At five o'clock in the afternoon of September 2, Mao suffered another myocardial infarction, far more severe than the previous two and affecting a much larger area of his heart. His body was giving out. We began emergency treatment immediately. X rays indicated that his lung infection had worsened, and his urine output dropped to less than 300cc a day.
Mao was awake and alert throughout the crisis and asked several times whether he was in danger. His condition continued to fluctuate and his life hung in the balance, but I assured him we were confident he would recover. I had to reassure him.
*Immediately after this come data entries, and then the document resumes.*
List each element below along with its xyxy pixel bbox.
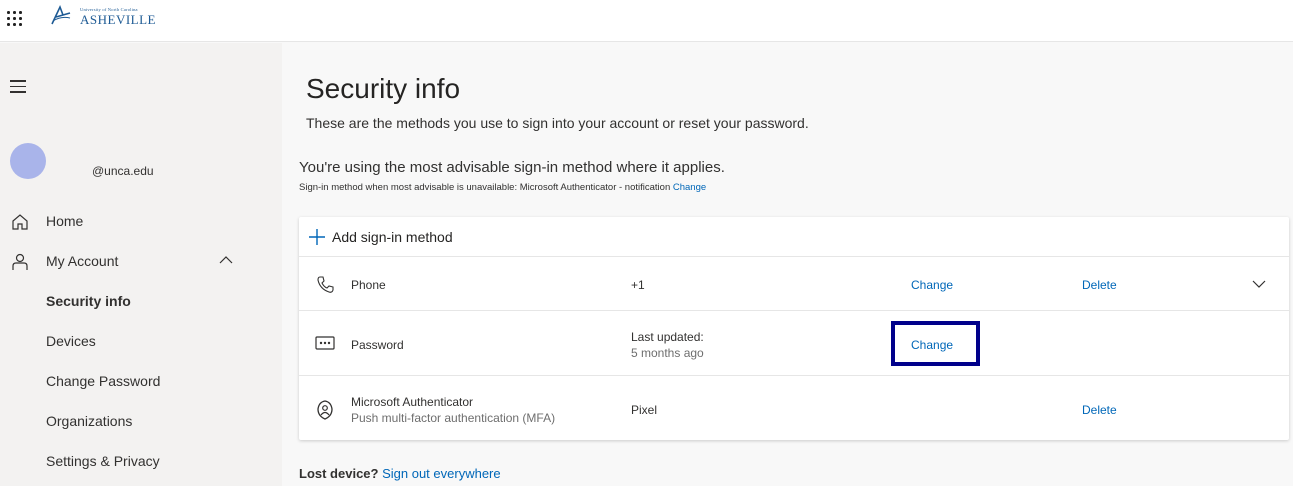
chevron-down-icon[interactable] (1252, 279, 1266, 289)
advisable-message: You're using the most advisable sign-in … (299, 159, 725, 176)
method-detail-secondary: 5 months ago (631, 346, 704, 360)
methods-card: Add sign-in method Phone +1 Change Delet… (299, 217, 1289, 440)
delete-authenticator-link[interactable]: Delete (1082, 403, 1117, 417)
method-name-secondary: Push multi-factor authentication (MFA) (351, 411, 556, 425)
method-detail: Pixel (631, 403, 658, 417)
phone-icon (317, 276, 334, 293)
sidebar-item-organizations[interactable]: Organizations (0, 401, 282, 441)
method-row-password: Password Last updated: 5 months ago Chan… (299, 311, 1289, 376)
sidebar-item-label: Devices (46, 333, 96, 349)
unca-logo-mark-icon (51, 4, 71, 25)
home-icon (12, 214, 28, 230)
top-bar: University of North Carolina ASHEVILLE (0, 0, 1293, 42)
add-method-label: Add sign-in method (332, 229, 453, 245)
password-icon (315, 336, 335, 350)
change-phone-link[interactable]: Change (911, 278, 953, 292)
lost-device-label: Lost device? (299, 466, 379, 481)
sidebar-item-label: Security info (46, 293, 131, 309)
avatar[interactable] (10, 143, 46, 179)
lost-device-line: Lost device? Sign out everywhere (299, 466, 501, 481)
unca-logo[interactable]: University of North Carolina ASHEVILLE (50, 4, 156, 30)
focus-highlight-box (891, 321, 980, 366)
sidebar-item-label: Change Password (46, 373, 161, 389)
method-detail: +1 (631, 278, 645, 292)
page-title: Security info (306, 73, 461, 104)
method-detail: Last updated: (631, 330, 704, 344)
user-email: @unca.edu (92, 164, 154, 178)
method-row-phone: Phone +1 Change Delete (299, 258, 1289, 311)
delete-phone-link[interactable]: Delete (1082, 278, 1117, 292)
sidebar-item-change-password[interactable]: Change Password (0, 361, 282, 401)
method-name: Microsoft Authenticator (351, 395, 474, 409)
add-sign-in-method-button[interactable]: Add sign-in method (299, 217, 1289, 257)
method-row-authenticator: Microsoft Authenticator Push multi-facto… (299, 376, 1289, 440)
sidebar-item-settings-privacy[interactable]: Settings & Privacy (0, 441, 282, 481)
sidebar-item-devices[interactable]: Devices (0, 321, 282, 361)
chevron-up-icon[interactable] (219, 255, 233, 265)
plus-icon (309, 229, 325, 245)
sidebar: @unca.edu Home My Account Security info … (0, 43, 282, 486)
app-launcher-icon[interactable] (7, 11, 22, 26)
sidebar-item-security-info[interactable]: Security info (0, 281, 282, 321)
sidebar-item-label: Organizations (46, 413, 133, 429)
sidebar-item-home[interactable]: Home (0, 201, 282, 241)
authenticator-icon (317, 400, 333, 420)
main-content: Security info These are the methods you … (282, 43, 1293, 486)
sidebar-item-label: My Account (46, 253, 119, 269)
change-default-method-link[interactable]: Change (673, 182, 706, 193)
page-subtitle: These are the methods you use to sign in… (306, 115, 809, 131)
method-name: Phone (351, 278, 386, 292)
method-name: Password (351, 338, 404, 352)
person-icon (12, 253, 28, 270)
sidebar-item-my-account[interactable]: My Account (0, 241, 282, 281)
sidebar-item-label: Settings & Privacy (46, 453, 160, 469)
default-method-text: Sign-in method when most advisable is un… (299, 182, 706, 193)
sidebar-item-label: Home (46, 213, 84, 229)
hamburger-menu-icon[interactable] (10, 80, 26, 94)
sign-out-everywhere-link[interactable]: Sign out everywhere (382, 466, 501, 481)
default-method-label: Sign-in method when most advisable is un… (299, 182, 671, 193)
No one wanted to tell the Chairman that he could die at any moment.
Three days later, on September 5, Mao's condition was still critical, and Hua Guofeng called Jiang Qing back from her trip. She spent only a few moments in Building 202 before returning to her own residence in the Spring Lotus Chamber. She was tired, she said, and she did not ask how her husband was doing. The doctors could not understand her callousness. Wang Dongxing found it quite understandable. Mao was the last obstacle to Jiang Qing's absolute power. She was waiting for him to die.
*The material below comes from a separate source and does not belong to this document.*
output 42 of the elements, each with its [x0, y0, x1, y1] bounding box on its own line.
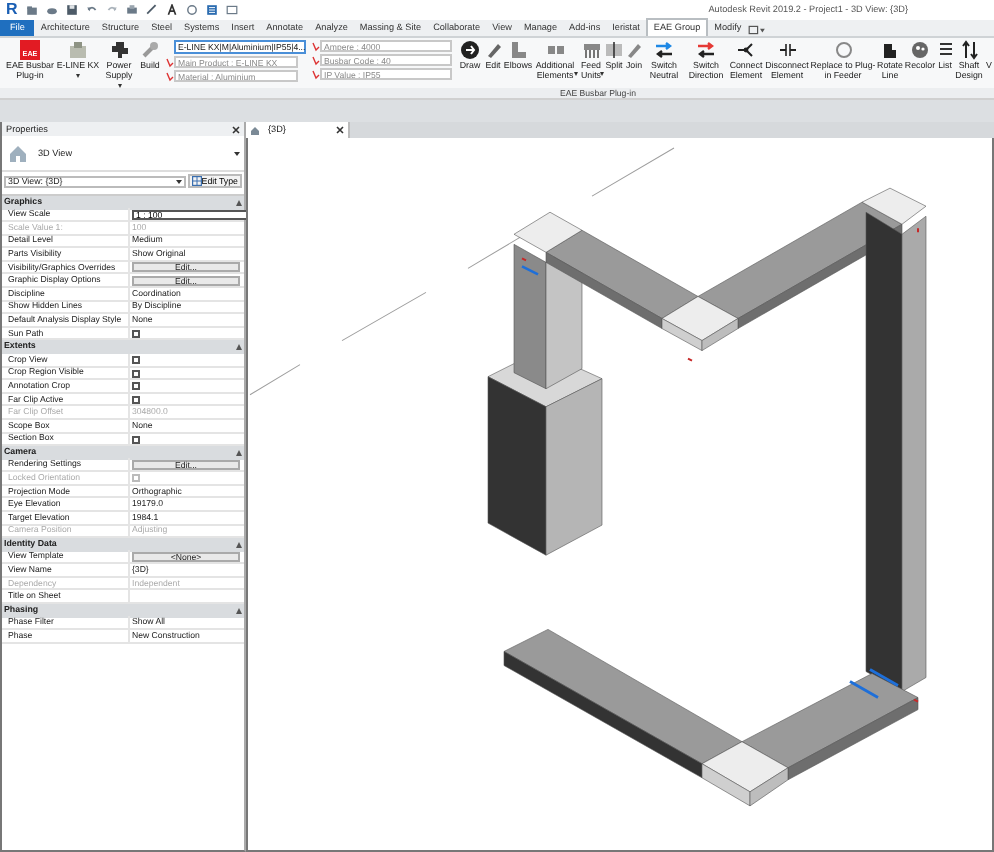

On the afternoon of September 7, Mao took a turn for the worse. His death, we all knew, was imminent. Jiang Qing came to Building 202 when she learned the news. Mao had just fallen asleep and needed the rest, but she insisted on rubbing his back and moving his limbs, and she sprinkled powder on his body. We protested that the Chairman should not be moved and that the dust from the powder was not good for his lungs, but she instructed the nurses on duty to follow her example later. Then she met with the medical team, shaking hands with each of us in turn and repeating to everyone, “You should be happy now.” Her behavior was so bizarre that only later did I realize she must have meant that we should be happy because Mao would soon be dead and she would be in power.
She returned that evening, looking for a document she had brought to Mao earlier. We were so busy treating the Chairman that no one offered to help, and she flared up, saying that someone had stolen the papers.
The next morning, September 8, she came again. She wanted us to change Mao's sleeping position, claiming that he had been lying too long on his left side. The doctor on duty objected, knowing that he could breathe only on his left side, but she had him moved nonetheless. Mao's breathing stopped, and his face turned blue. Jiang Qing left the room while we put him on a respirator and performed cardiopulmonary resuscitation. The Chairman revived, and Hua Guofeng urged Jiang Qing not to interfere further with the doctors' work.
But there was no longer anything we could do. At ten minutes past midnight on September 9, 1976, Mao's heart stopped beating and the electrocardiograph went flat. The Chairman was dead.